Revisando la programación del encuentro y asistiendo a las funciones, es posible notar que, a pesar de la diversidad de propuestas que se congregan en el certamen año a año y que, por cierto, se agradecen, existe un área que no ha sido muy cubierta: La mayoría de las películas son biografías de historias ‘dignas de ser contadas’, reconstruyen una época o acompañan un momento de algún personaje y dejan de lado temáticas o procesos de mayor escala al hablar de música, que pueden ir desde lo político a lo netamente artístico.

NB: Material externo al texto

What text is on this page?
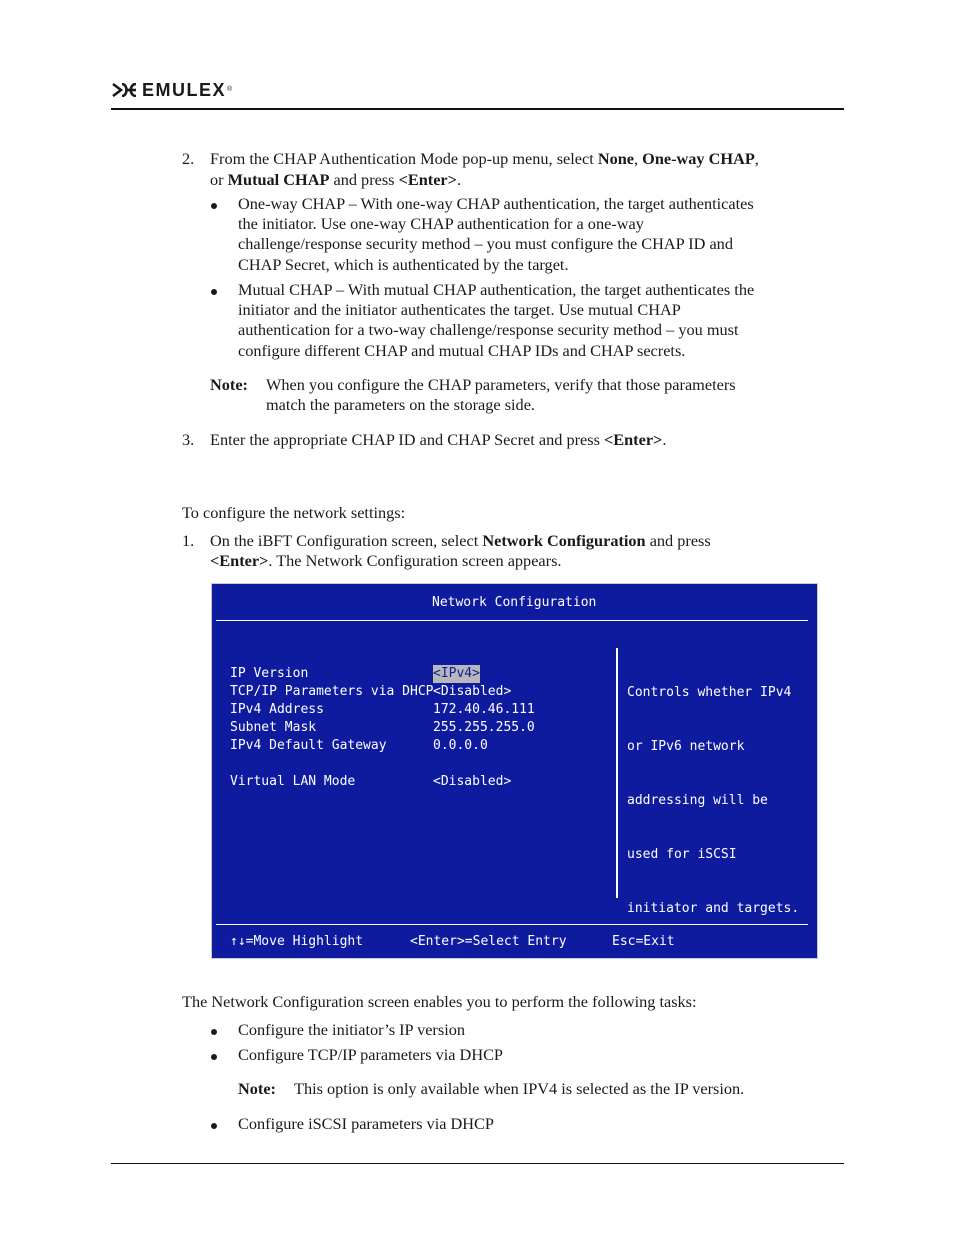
EMULEX ®
2. From the CHAP Authentication Mode pop-up menu, select None, One-way CHAP,
or Mutual CHAP and press <Enter>.
One-way CHAP – With one-way CHAP authentication, the target authenticates
the initiator. Use one-way CHAP authentication for a one-way
challenge/response security method – you must configure the CHAP ID and
CHAP Secret, which is authenticated by the target.
Mutual CHAP – With mutual CHAP authentication, the target authenticates the
initiator and the initiator authenticates the target. Use mutual CHAP
authentication for a two-way challenge/response security method – you must
configure different CHAP and mutual CHAP IDs and CHAP secrets.
Note: When you configure the CHAP parameters, verify that those parameters
match the parameters on the storage side.
3. Enter the appropriate CHAP ID and CHAP Secret and press <Enter>.
To configure the network settings:
1. On the iBFT Configuration screen, select Network Configuration and press
<Enter>. The Network Configuration screen appears.
Network Configuration
IP Version	<IPv4>
TCP/IP Parameters via DHCP <Disabled>
IPv4 Address	172.40.46.111
Subnet Mask	255.255.255.0
IPv4 Default Gateway	0.0.0.0
Virtual LAN Mode	<Disabled>

Controls whether IPv4

or IPv6 network

addressing will be

used for iSCSI

initiator and targets.

↑↓=Move Highlight	<Enter>=Select Entry	Esc=Exit
The Network Configuration screen enables you to perform the following tasks:
Configure the initiator’s IP version
Configure TCP/IP parameters via DHCP
Note: This option is only available when IPV4 is selected as the IP version.
Configure iSCSI parameters via DHCP
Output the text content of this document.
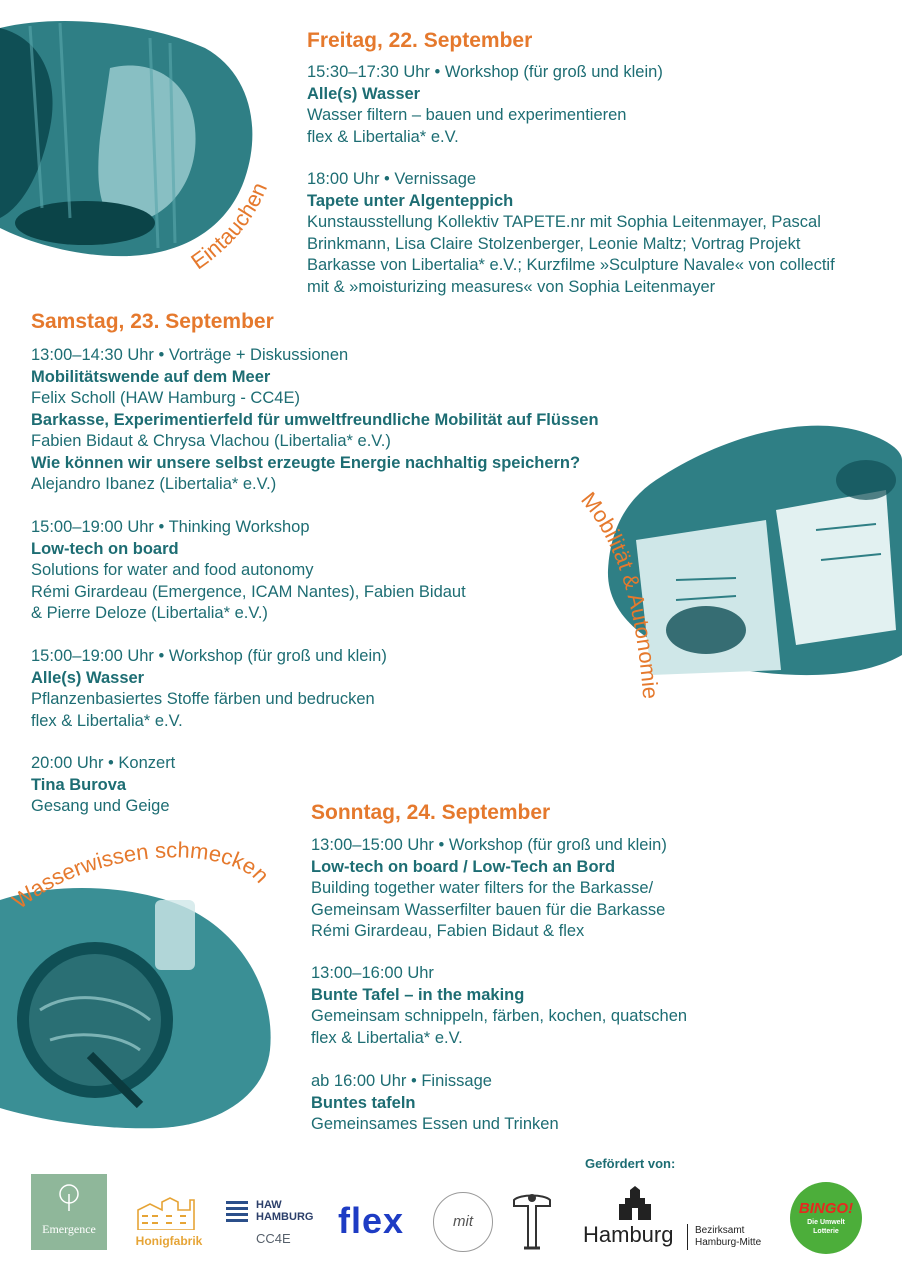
Eintauchen
Mobilität & Autonomie
Wasserwissen schmecken
Freitag, 22. September
15:30–17:30 Uhr • Workshop (für groß und klein)
Alle(s) Wasser
Wasser filtern – bauen und experimentieren
flex & Libertalia* e.V.
18:00 Uhr • Vernissage
Tapete unter Algenteppich
Kunstausstellung Kollektiv TAPETE.nr mit Sophia Leitenmayer, Pascal
Brinkmann, Lisa Claire Stolzenberger, Leonie Maltz; Vortrag Projekt
Barkasse von Libertalia* e.V.; Kurzfilme »Sculpture Navale« von collectif
mit & »moisturizing measures« von Sophia Leitenmayer
Samstag, 23. September
13:00–14:30 Uhr • Vorträge + Diskussionen
Mobilitätswende auf dem Meer
Felix Scholl (HAW Hamburg - CC4E)
Barkasse, Experimentierfeld für umweltfreundliche Mobilität auf Flüssen
Fabien Bidaut & Chrysa Vlachou (Libertalia* e.V.)
Wie können wir unsere selbst erzeugte Energie nachhaltig speichern?
Alejandro Ibanez (Libertalia* e.V.)
15:00–19:00 Uhr • Thinking Workshop
Low-tech on board
Solutions for water and food autonomy
Rémi Girardeau (Emergence, ICAM Nantes), Fabien Bidaut
& Pierre Deloze (Libertalia* e.V.)
15:00–19:00 Uhr • Workshop (für groß und klein)
Alle(s) Wasser
Pflanzenbasiertes Stoffe färben und bedrucken
flex & Libertalia* e.V.
20:00 Uhr • Konzert
Tina Burova
Gesang und Geige	Sonntag, 24. September
13:00–15:00 Uhr • Workshop (für groß und klein)
Low-tech on board / Low-Tech an Bord
Building together water filters for the Barkasse/
Gemeinsam Wasserfilter bauen für die Barkasse
Rémi Girardeau, Fabien Bidaut & flex
13:00–16:00 Uhr
Bunte Tafel – in the making
Gemeinsam schnippeln, färben, kochen, quatschen
flex & Libertalia* e.V.
ab 16:00 Uhr • Finissage
Buntes tafeln
Gemeinsames Essen und Trinken
Gefördert von:
Emergence
Honigfabrik
HAW
HAMBURG
CC4E flex	mit
Hamburg Bezirksamt
Hamburg-Mitte
BINGO!
Die Umwelt
Lotterie
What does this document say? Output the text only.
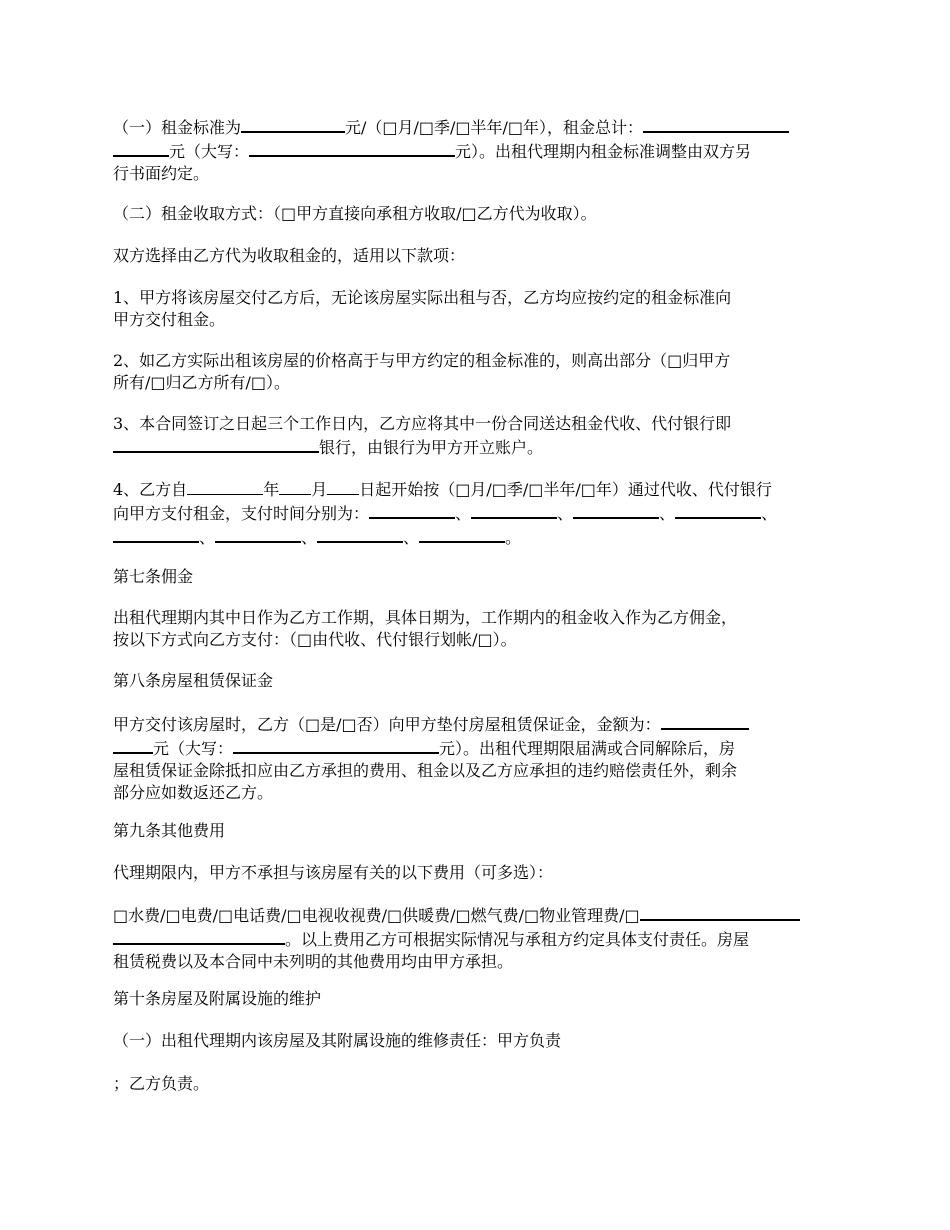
（一）租金标准为	元/（□月/□季/□半年/□年），租金总计：
元（大写：	元）。出租代理期内租金标准调整由双方另
行书面约定。
（二）租金收取方式：（□甲方直接向承租方收取/□乙方代为收取）。
双方选择由乙方代为收取租金的，适用以下款项：
1、甲方将该房屋交付乙方后，无论该房屋实际出租与否，乙方均应按约定的租金标准向
甲方交付租金。
2、如乙方实际出租该房屋的价格高于与甲方约定的租金标准的，则高出部分（□归甲方
所有/□归乙方所有/□）。
3、本合同签订之日起三个工作日内，乙方应将其中一份合同送达租金代收、代付银行即
银行，由银行为甲方开立账户。
4、乙方自	年 月 日起开始按（□月/□季/□半年/□年）通过代收、代付银行
向甲方支付租金，支付时间分别为：	、	、	、	、
、	、	、	。
第七条佣金
出租代理期内其中日作为乙方工作期，具体日期为，工作期内的租金收入作为乙方佣金，
按以下方式向乙方支付：（□由代收、代付银行划帐/□）。
第八条房屋租赁保证金
甲方交付该房屋时，乙方（□是/□否）向甲方垫付房屋租赁保证金，金额为：
元（大写：	元）。出租代理期限届满或合同解除后，房
屋租赁保证金除抵扣应由乙方承担的费用、租金以及乙方应承担的违约赔偿责任外，剩余
部分应如数返还乙方。
第九条其他费用
代理期限内，甲方不承担与该房屋有关的以下费用（可多选）：
□水费/□电费/□电话费/□电视收视费/□供暖费/□燃气费/□物业管理费/□
。以上费用乙方可根据实际情况与承租方约定具体支付责任。房屋
租赁税费以及本合同中未列明的其他费用均由甲方承担。
第十条房屋及附属设施的维护
（一）出租代理期内该房屋及其附属设施的维修责任：甲方负责
；乙方负责。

Si es por hilar fino, está claro que cada producción -aún si está centrada en hablar sobre una figura- contextualiza y comparte con los espectadores cierta visión de mundo y procesos colectivos. Pero ¿en cuántas obras es posible apreciar cómo la música puede estar ligada directamente con transformaciones sociales?

Un ejemplo de esto es Bling, un documental que se presentó el año 2007 en In Edit Beefeater de Barcelona (y también en Santiago), y que ilustra la relación entre grandes estrellas del hip hop y el conflicto de los diamantes de sangre en Sierra Leona. Raekwon (Wu-Tang Clan), Tego Calderón, Kanye West y Paul Wall viajan hasta África para conocer esta realidad y ver cómo símbolos poderosos dentro de su cultura, afectan a un pueblo a miles de kilómetros de distancia.

La reciente curatoría trajo joyas como ‘Pina‘ y ‘Cure for pain‘, la historia de Mark Sandman. Y, así como año a año se han superado en la elección, para las próximas versiones sería muy bueno poder ver más proyectos como el del hip hop y la crisis social. En donde la música es la banda sonora y la historia cantada de movimientos que afectan incluso a quienes pueden no ser sus seguidores.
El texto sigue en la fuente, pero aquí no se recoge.